The challenge with a full-fledged employee advocacy program is that it requires intentional communication, coordination, and strategy. Not to mention a great deal of engaging content creation and promotion.

To organize this process, you might have several spreadsheets shared between team members, emails, Slack or Microsoft Teams messages, and social media management tools.

It’s also essential to measure the outcome of your efforts, which requires more UTM parameter tracking. Google Analytics will be a great place to start measuring your efforts, but unfortunately, it’s not easily scalable. If you want to reduce the number of spreadsheets you need to access, it’s time to invest in an employee advocacy platform.

4. You have a group of socially-engaged users

To build brand recognition and trust, you’ll have to engage with your ideal customers where they’re at. And it’s most likely that your customers and prospective buyers are already active on social media.

In fact, LinkedIn research found that 69% of buyers were more likely to choose a vendor if the salesperson is recommended to them by someone in their professional network.

If you’re seeing engagement with your organic efforts from employees, reinforcement from a scaled advocacy program will certainly drive brand awareness.

You can encourage active conversations around your company and employee stories across professional networks—but it does require coordination.
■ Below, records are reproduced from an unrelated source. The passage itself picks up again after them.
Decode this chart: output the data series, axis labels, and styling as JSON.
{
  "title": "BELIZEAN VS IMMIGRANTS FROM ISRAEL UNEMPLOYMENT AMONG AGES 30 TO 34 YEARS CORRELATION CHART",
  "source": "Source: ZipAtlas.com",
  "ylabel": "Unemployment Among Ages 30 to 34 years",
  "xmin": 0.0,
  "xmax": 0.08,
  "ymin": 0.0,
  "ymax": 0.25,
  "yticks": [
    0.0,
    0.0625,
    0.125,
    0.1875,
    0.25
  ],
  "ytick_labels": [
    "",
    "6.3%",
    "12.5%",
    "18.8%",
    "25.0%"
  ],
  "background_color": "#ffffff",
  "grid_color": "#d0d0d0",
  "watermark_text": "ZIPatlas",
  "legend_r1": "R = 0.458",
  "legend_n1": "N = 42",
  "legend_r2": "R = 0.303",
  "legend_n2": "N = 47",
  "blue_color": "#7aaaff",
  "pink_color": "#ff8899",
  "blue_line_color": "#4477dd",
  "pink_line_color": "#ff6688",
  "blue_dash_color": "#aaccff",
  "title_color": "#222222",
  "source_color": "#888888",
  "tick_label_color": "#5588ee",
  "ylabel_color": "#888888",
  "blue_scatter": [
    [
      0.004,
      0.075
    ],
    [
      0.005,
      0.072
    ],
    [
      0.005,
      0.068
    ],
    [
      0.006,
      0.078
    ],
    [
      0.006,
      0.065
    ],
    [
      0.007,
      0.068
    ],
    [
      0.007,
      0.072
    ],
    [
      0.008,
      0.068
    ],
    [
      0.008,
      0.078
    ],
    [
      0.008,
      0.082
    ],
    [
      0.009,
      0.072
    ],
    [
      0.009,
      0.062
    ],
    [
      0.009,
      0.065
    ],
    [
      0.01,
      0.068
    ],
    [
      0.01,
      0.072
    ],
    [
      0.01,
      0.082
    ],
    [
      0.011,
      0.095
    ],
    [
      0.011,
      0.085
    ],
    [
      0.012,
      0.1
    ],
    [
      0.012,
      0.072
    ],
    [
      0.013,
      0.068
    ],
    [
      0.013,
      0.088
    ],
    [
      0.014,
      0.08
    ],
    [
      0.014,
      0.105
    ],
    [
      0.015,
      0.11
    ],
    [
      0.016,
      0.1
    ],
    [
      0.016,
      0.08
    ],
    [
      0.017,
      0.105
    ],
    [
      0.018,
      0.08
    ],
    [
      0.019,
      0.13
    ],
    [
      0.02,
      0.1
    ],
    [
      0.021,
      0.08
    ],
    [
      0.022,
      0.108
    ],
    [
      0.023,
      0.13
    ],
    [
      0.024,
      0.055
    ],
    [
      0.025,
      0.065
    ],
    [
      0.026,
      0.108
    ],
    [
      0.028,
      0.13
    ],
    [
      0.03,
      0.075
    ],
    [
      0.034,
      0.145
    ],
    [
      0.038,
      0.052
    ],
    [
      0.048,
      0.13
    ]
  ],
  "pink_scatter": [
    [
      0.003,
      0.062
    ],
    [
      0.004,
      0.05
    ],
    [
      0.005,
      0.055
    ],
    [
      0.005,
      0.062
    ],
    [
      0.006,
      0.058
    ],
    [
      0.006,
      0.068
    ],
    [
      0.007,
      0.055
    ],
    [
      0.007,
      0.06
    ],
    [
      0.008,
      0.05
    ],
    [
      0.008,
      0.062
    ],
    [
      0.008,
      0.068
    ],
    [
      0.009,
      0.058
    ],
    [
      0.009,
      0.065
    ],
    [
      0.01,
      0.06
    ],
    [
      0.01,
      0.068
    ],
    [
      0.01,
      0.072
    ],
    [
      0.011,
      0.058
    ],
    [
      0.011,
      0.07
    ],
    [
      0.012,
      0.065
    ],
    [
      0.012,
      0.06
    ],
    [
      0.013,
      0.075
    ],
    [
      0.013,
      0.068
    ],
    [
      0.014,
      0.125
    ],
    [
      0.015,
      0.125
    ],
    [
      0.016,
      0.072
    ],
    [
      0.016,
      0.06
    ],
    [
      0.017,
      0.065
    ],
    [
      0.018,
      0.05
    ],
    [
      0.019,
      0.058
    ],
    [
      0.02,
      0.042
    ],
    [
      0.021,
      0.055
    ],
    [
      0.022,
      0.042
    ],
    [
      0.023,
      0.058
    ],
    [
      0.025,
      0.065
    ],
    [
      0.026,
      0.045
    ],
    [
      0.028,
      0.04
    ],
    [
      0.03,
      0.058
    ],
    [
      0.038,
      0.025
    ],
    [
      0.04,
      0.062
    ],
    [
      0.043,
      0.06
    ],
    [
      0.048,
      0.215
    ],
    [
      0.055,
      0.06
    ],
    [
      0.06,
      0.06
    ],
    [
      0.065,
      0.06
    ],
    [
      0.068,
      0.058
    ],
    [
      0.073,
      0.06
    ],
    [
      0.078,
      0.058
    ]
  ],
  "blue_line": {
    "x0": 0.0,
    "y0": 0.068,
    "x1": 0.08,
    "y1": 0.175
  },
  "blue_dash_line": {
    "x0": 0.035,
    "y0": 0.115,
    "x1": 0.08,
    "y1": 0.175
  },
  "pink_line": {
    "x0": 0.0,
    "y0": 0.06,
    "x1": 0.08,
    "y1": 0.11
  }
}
If you want to see more engagement, it’s time to scale your employee advocacy program.

5. Your branded channels have a strong social presence

If your branded content is already strong, then a scaled employee advocacy program will only reinforce what you’ve established.

Gong, for example, has incredible branded content across LinkedIn, Youtube, Twitter, and Instagram.

Gong branded content example

But when its employees share content, engagement is significantly higher.

Gong employee social post

If you see traffic come from social, this is a strong indicator that employees can build on that momentum even further.

6. You’re creating a lot of great content

73% of B2B buyers say they typically consume between three and seven pieces of content before speaking with a salesperson, according to the Demand Gen 2019 Content Preferences Report. Educational and trustworthy content is the crux of a strong, scalable employee advocacy program.

You can encourage employees to share updates about your company. However, if they don’t know what to share, your efforts will likely fall flat. Instead, if you equip employees with the content that will drive engagement, you’re more likely to see success.

Content can include company updates, customer stories, blogs, videos, or upcoming events. But it’s even more effective when employees share why they’re personally excited about the update. It adds that personal touch and feels more real.

Alma social post

If you’re producing content but aren’t seeing results, explore a greater organized way for employees to share to their networks.

Uniting Teams on Your Company’s Mission and Content

Before scaling your employee advocacy efforts, be sure to unite teams and create content that people want to share.

“The idea of a single, shared purpose, mission, or goal is paramount to empowering a culture of content because it serves as the baseline of understanding. Establishing a common vision is a critical first step to developing a content strategy and is typically most effective when generated, embodied, and exemplified by leadership.”

Altimeter Group

It’s not just marketing and sales’ job to create and share interesting posts—everybody has a part to play. It’s just a matter of transitioning your fledgling employee advocacy efforts into a full-scale program.